Although freight on European routes is not recovering, “the U.S. is coming back, ” says Whitehead, and trade through the Persian Gulf “is going gangbusters.” Hactl has always made a profit, and Whitehead expects it to do so next year, even without Cathay's business, though he will not say what the company's margins have been. Khaw says the current overcapacity was anticipated years ago, and AAT has been preparing for it, with improvements in productivity and product standards. Cathay Pacific Services was unable to comment at press time.

Khaw also hints that AAT is looking elsewhere for expansion. “Our business focus will still be our core business in Hong Kong, but we are open to explore other possible business opportunities or markets where we can leverage on our core competencies,” he says.

The strength of Hong Kong in airfreight is based partly on the efficiency of the customs procedures of the self-governing city, in contrast to those of China. The extra customs clearance is easily offset by the network advantages of the huge hub operation at the airport, not to mention efficient air traffic control. Additionally, the huge Chinese mainland airlines have not yet developed much expertise in air cargo, whereas Cathay Pacific has long been a strong competitor in the market.
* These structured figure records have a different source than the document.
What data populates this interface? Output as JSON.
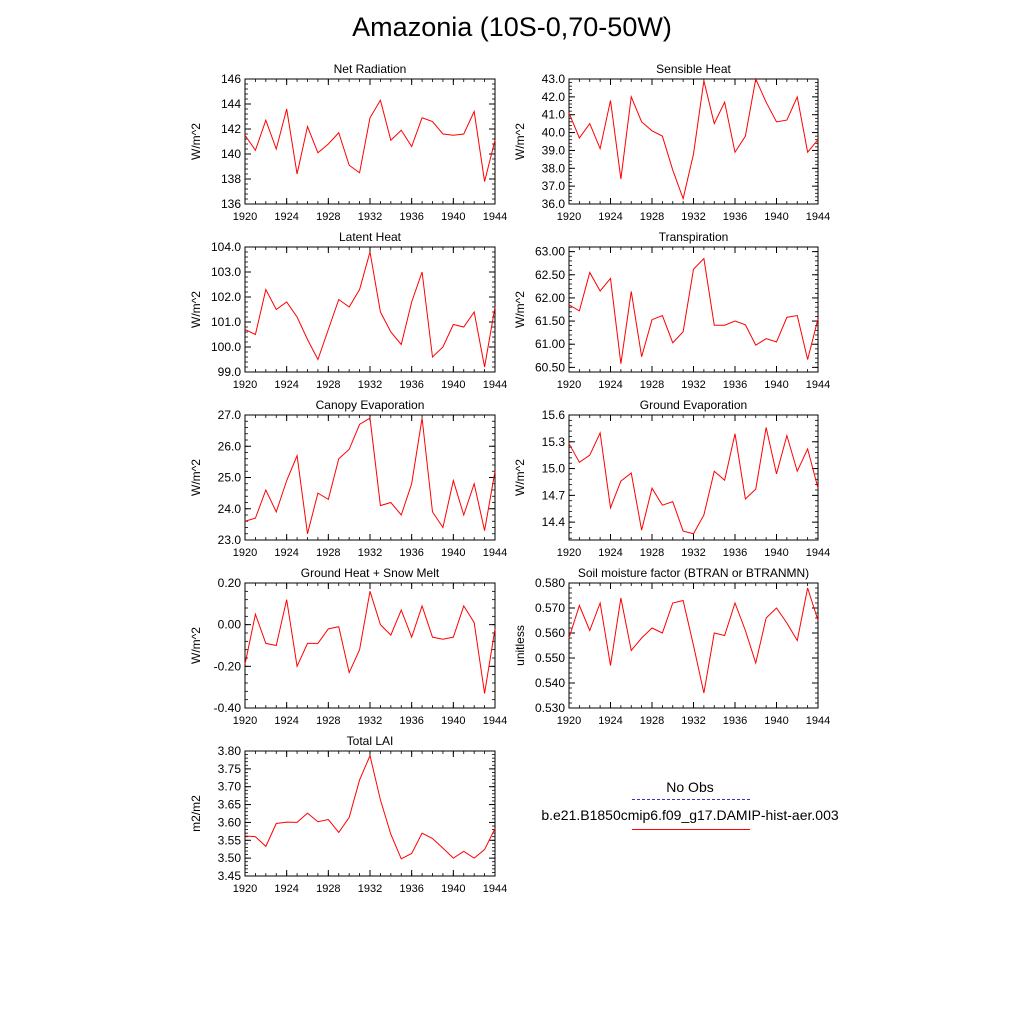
{
  "title": "Amazonia (10S-0,70-50W)",
  "series_color": "#ff0000",
  "obs_color": "#3333cc",
  "legend": {
    "obs_label": "No Obs",
    "case_label": "b.e21.B1850cmip6.f09_g17.DAMIP-hist-aer.003"
  },
  "chart_data": [
    {
      "type": "line",
      "title": "Net Radiation",
      "ylabel": "W/m^2",
      "xlim": [
        1920,
        1944
      ],
      "ylim": [
        136,
        146
      ],
      "x_ticks": [
        "1920",
        "1924",
        "1928",
        "1932",
        "1936",
        "1940",
        "1944"
      ],
      "y_ticks": [
        "136",
        "138",
        "140",
        "142",
        "144",
        "146"
      ],
      "x": [
        1920,
        1921,
        1922,
        1923,
        1924,
        1925,
        1926,
        1927,
        1928,
        1929,
        1930,
        1931,
        1932,
        1933,
        1934,
        1935,
        1936,
        1937,
        1938,
        1939,
        1940,
        1941,
        1942,
        1943,
        1944
      ],
      "values": [
        141.5,
        140.3,
        142.7,
        140.4,
        143.6,
        138.4,
        142.2,
        140.1,
        140.8,
        141.7,
        139.1,
        138.5,
        142.9,
        144.3,
        141.1,
        141.9,
        140.6,
        142.9,
        142.6,
        141.6,
        141.5,
        141.6,
        143.4,
        137.8,
        141.1
      ]
    },
    {
      "type": "line",
      "title": "Sensible Heat",
      "ylabel": "W/m^2",
      "xlim": [
        1920,
        1944
      ],
      "ylim": [
        36.0,
        43.0
      ],
      "x_ticks": [
        "1920",
        "1924",
        "1928",
        "1932",
        "1936",
        "1940",
        "1944"
      ],
      "y_ticks": [
        "36.0",
        "37.0",
        "38.0",
        "39.0",
        "40.0",
        "41.0",
        "42.0",
        "43.0"
      ],
      "x": [
        1920,
        1921,
        1922,
        1923,
        1924,
        1925,
        1926,
        1927,
        1928,
        1929,
        1930,
        1931,
        1932,
        1933,
        1934,
        1935,
        1936,
        1937,
        1938,
        1939,
        1940,
        1941,
        1942,
        1943,
        1944
      ],
      "values": [
        41.1,
        39.7,
        40.5,
        39.1,
        41.8,
        37.4,
        42.0,
        40.6,
        40.1,
        39.8,
        37.9,
        36.3,
        38.8,
        42.9,
        40.5,
        41.7,
        38.9,
        39.8,
        43.0,
        41.7,
        40.6,
        40.7,
        42.0,
        38.9,
        39.6
      ]
    },
    {
      "type": "line",
      "title": "Latent Heat",
      "ylabel": "W/m^2",
      "xlim": [
        1920,
        1944
      ],
      "ylim": [
        99.0,
        104.0
      ],
      "x_ticks": [
        "1920",
        "1924",
        "1928",
        "1932",
        "1936",
        "1940",
        "1944"
      ],
      "y_ticks": [
        "99.0",
        "100.0",
        "101.0",
        "102.0",
        "103.0",
        "104.0"
      ],
      "x": [
        1920,
        1921,
        1922,
        1923,
        1924,
        1925,
        1926,
        1927,
        1928,
        1929,
        1930,
        1931,
        1932,
        1933,
        1934,
        1935,
        1936,
        1937,
        1938,
        1939,
        1940,
        1941,
        1942,
        1943,
        1944
      ],
      "values": [
        100.7,
        100.5,
        102.3,
        101.5,
        101.8,
        101.2,
        100.3,
        99.5,
        100.7,
        101.9,
        101.6,
        102.3,
        103.8,
        101.4,
        100.6,
        100.1,
        101.8,
        103.0,
        99.6,
        100.0,
        100.9,
        100.8,
        101.4,
        99.2,
        101.6
      ]
    },
    {
      "type": "line",
      "title": "Transpiration",
      "ylabel": "W/m^2",
      "xlim": [
        1920,
        1944
      ],
      "ylim": [
        60.4,
        63.1
      ],
      "x_ticks": [
        "1920",
        "1924",
        "1928",
        "1932",
        "1936",
        "1940",
        "1944"
      ],
      "y_ticks": [
        "60.50",
        "61.00",
        "61.50",
        "62.00",
        "62.50",
        "63.00"
      ],
      "x": [
        1920,
        1921,
        1922,
        1923,
        1924,
        1925,
        1926,
        1927,
        1928,
        1929,
        1930,
        1931,
        1932,
        1933,
        1934,
        1935,
        1936,
        1937,
        1938,
        1939,
        1940,
        1941,
        1942,
        1943,
        1944
      ],
      "values": [
        61.85,
        61.72,
        62.55,
        62.15,
        62.42,
        60.58,
        62.14,
        60.73,
        61.53,
        61.62,
        61.03,
        61.27,
        62.62,
        62.85,
        61.41,
        61.41,
        61.5,
        61.42,
        60.98,
        61.12,
        61.05,
        61.58,
        61.62,
        60.67,
        61.55
      ]
    },
    {
      "type": "line",
      "title": "Canopy Evaporation",
      "ylabel": "W/m^2",
      "xlim": [
        1920,
        1944
      ],
      "ylim": [
        23.0,
        27.0
      ],
      "x_ticks": [
        "1920",
        "1924",
        "1928",
        "1932",
        "1936",
        "1940",
        "1944"
      ],
      "y_ticks": [
        "23.0",
        "24.0",
        "25.0",
        "26.0",
        "27.0"
      ],
      "x": [
        1920,
        1921,
        1922,
        1923,
        1924,
        1925,
        1926,
        1927,
        1928,
        1929,
        1930,
        1931,
        1932,
        1933,
        1934,
        1935,
        1936,
        1937,
        1938,
        1939,
        1940,
        1941,
        1942,
        1943,
        1944
      ],
      "values": [
        23.6,
        23.7,
        24.6,
        23.9,
        24.9,
        25.7,
        23.2,
        24.5,
        24.3,
        25.6,
        25.9,
        26.7,
        26.9,
        24.1,
        24.2,
        23.8,
        24.8,
        26.9,
        23.9,
        23.4,
        24.9,
        23.8,
        24.8,
        23.3,
        25.2
      ]
    },
    {
      "type": "line",
      "title": "Ground Evaporation",
      "ylabel": "W/m^2",
      "xlim": [
        1920,
        1944
      ],
      "ylim": [
        14.2,
        15.6
      ],
      "x_ticks": [
        "1920",
        "1924",
        "1928",
        "1932",
        "1936",
        "1940",
        "1944"
      ],
      "y_ticks": [
        "14.4",
        "14.7",
        "15.0",
        "15.3",
        "15.6"
      ],
      "x": [
        1920,
        1921,
        1922,
        1923,
        1924,
        1925,
        1926,
        1927,
        1928,
        1929,
        1930,
        1931,
        1932,
        1933,
        1934,
        1935,
        1936,
        1937,
        1938,
        1939,
        1940,
        1941,
        1942,
        1943,
        1944
      ],
      "values": [
        15.28,
        15.07,
        15.15,
        15.4,
        14.56,
        14.86,
        14.95,
        14.31,
        14.78,
        14.59,
        14.63,
        14.3,
        14.27,
        14.48,
        14.97,
        14.87,
        15.39,
        14.66,
        14.77,
        15.46,
        14.94,
        15.37,
        14.97,
        15.22,
        14.78
      ]
    },
    {
      "type": "line",
      "title": "Ground Heat + Snow Melt",
      "ylabel": "W/m^2",
      "xlim": [
        1920,
        1944
      ],
      "ylim": [
        -0.4,
        0.2
      ],
      "x_ticks": [
        "1920",
        "1924",
        "1928",
        "1932",
        "1936",
        "1940",
        "1944"
      ],
      "y_ticks": [
        "-0.40",
        "-0.20",
        "0.00",
        "0.20"
      ],
      "x": [
        1920,
        1921,
        1922,
        1923,
        1924,
        1925,
        1926,
        1927,
        1928,
        1929,
        1930,
        1931,
        1932,
        1933,
        1934,
        1935,
        1936,
        1937,
        1938,
        1939,
        1940,
        1941,
        1942,
        1943,
        1944
      ],
      "values": [
        -0.19,
        0.05,
        -0.09,
        -0.1,
        0.12,
        -0.2,
        -0.09,
        -0.09,
        -0.02,
        -0.01,
        -0.23,
        -0.12,
        0.16,
        0.0,
        -0.05,
        0.07,
        -0.06,
        0.09,
        -0.06,
        -0.07,
        -0.06,
        0.09,
        0.01,
        -0.33,
        -0.02
      ]
    },
    {
      "type": "line",
      "title": "Soil moisture factor (BTRAN or BTRANMN)",
      "ylabel": "unitless",
      "xlim": [
        1920,
        1944
      ],
      "ylim": [
        0.53,
        0.58
      ],
      "x_ticks": [
        "1920",
        "1924",
        "1928",
        "1932",
        "1936",
        "1940",
        "1944"
      ],
      "y_ticks": [
        "0.530",
        "0.540",
        "0.550",
        "0.560",
        "0.570",
        "0.580"
      ],
      "x": [
        1920,
        1921,
        1922,
        1923,
        1924,
        1925,
        1926,
        1927,
        1928,
        1929,
        1930,
        1931,
        1932,
        1933,
        1934,
        1935,
        1936,
        1937,
        1938,
        1939,
        1940,
        1941,
        1942,
        1943,
        1944
      ],
      "values": [
        0.558,
        0.571,
        0.561,
        0.572,
        0.547,
        0.574,
        0.553,
        0.558,
        0.562,
        0.56,
        0.572,
        0.573,
        0.555,
        0.536,
        0.56,
        0.559,
        0.572,
        0.561,
        0.548,
        0.566,
        0.57,
        0.564,
        0.557,
        0.578,
        0.565
      ]
    },
    {
      "type": "line",
      "title": "Total LAI",
      "ylabel": "m2/m2",
      "xlim": [
        1920,
        1944
      ],
      "ylim": [
        3.45,
        3.8
      ],
      "x_ticks": [
        "1920",
        "1924",
        "1928",
        "1932",
        "1936",
        "1940",
        "1944"
      ],
      "y_ticks": [
        "3.45",
        "3.50",
        "3.55",
        "3.60",
        "3.65",
        "3.70",
        "3.75",
        "3.80"
      ],
      "x": [
        1920,
        1921,
        1922,
        1923,
        1924,
        1925,
        1926,
        1927,
        1928,
        1929,
        1930,
        1931,
        1932,
        1933,
        1934,
        1935,
        1936,
        1937,
        1938,
        1939,
        1940,
        1941,
        1942,
        1943,
        1944
      ],
      "values": [
        3.562,
        3.56,
        3.533,
        3.597,
        3.601,
        3.6,
        3.626,
        3.602,
        3.608,
        3.572,
        3.614,
        3.719,
        3.787,
        3.663,
        3.567,
        3.498,
        3.513,
        3.57,
        3.555,
        3.528,
        3.5,
        3.519,
        3.5,
        3.524,
        3.583
      ]
    }
  ]
}
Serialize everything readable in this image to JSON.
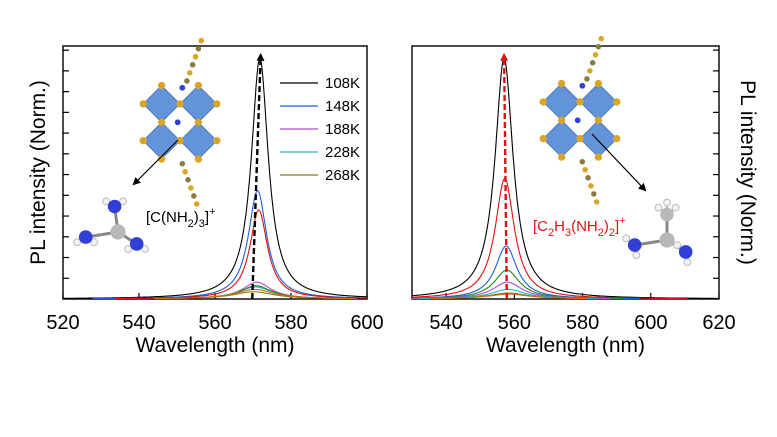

Hactl notes, however, that Chinese airports, which rarely seem to be short of government funds, are keen to get into the cargo business; Shanghai is already the third placed globally, with 3.09 million tons in 2011. Moreover, Hong Kong's growth will be stunted if it does not add a third runway, which so far has only in-principle approval.

Labor at Hong Kong's airport is in short supply, partly because young people in the highly developed city increasingly think that work there is not sufficiently prestigious. Whitehead says pay would have to increase considerably to attract enough people, so Hactl is instead forced to find ways of improving labor efficiency. The shift of business to Cathay Pacific Services may not have alleviated the problem decisively, since the new competitor for business is also competing for workers.

Rivalry from shipping lines is also mounting. By controlling container temperatures, for example, shipping lines now have greater scope to carry medicines, which would otherwise go by air. For inbound airfreight at Hong Kong, that is a significant issue, since foreign medicines, which Chinese trust more than those made domestically, support the very weak demand for freight space into China from Europe or North America. Aircraft capacity is set mainly by the enormous outward volumes.

Hactl can keep its concession on its facility for up 30 years, ending in 2028. Whitehead expects the equipment that stows and retrieves containers and pallets will last for the same period. Once the new capacity is filled, there should be room for yet more cargo terminals near the new runway—assuming it is built and that competing mainland airports in southern China have not by then grabbed much of the business.

Airbus forecasts that the world's largest airfreight flow in 2032 will be from China to the U.S., at more than double today's U.S. domestic business, which will slip to second place. China will grow 6.4% a year, compared with 2.1% in the U.S. domestic market. The third-biggest flow will be from Europe to China, with the return flow ranking fourth.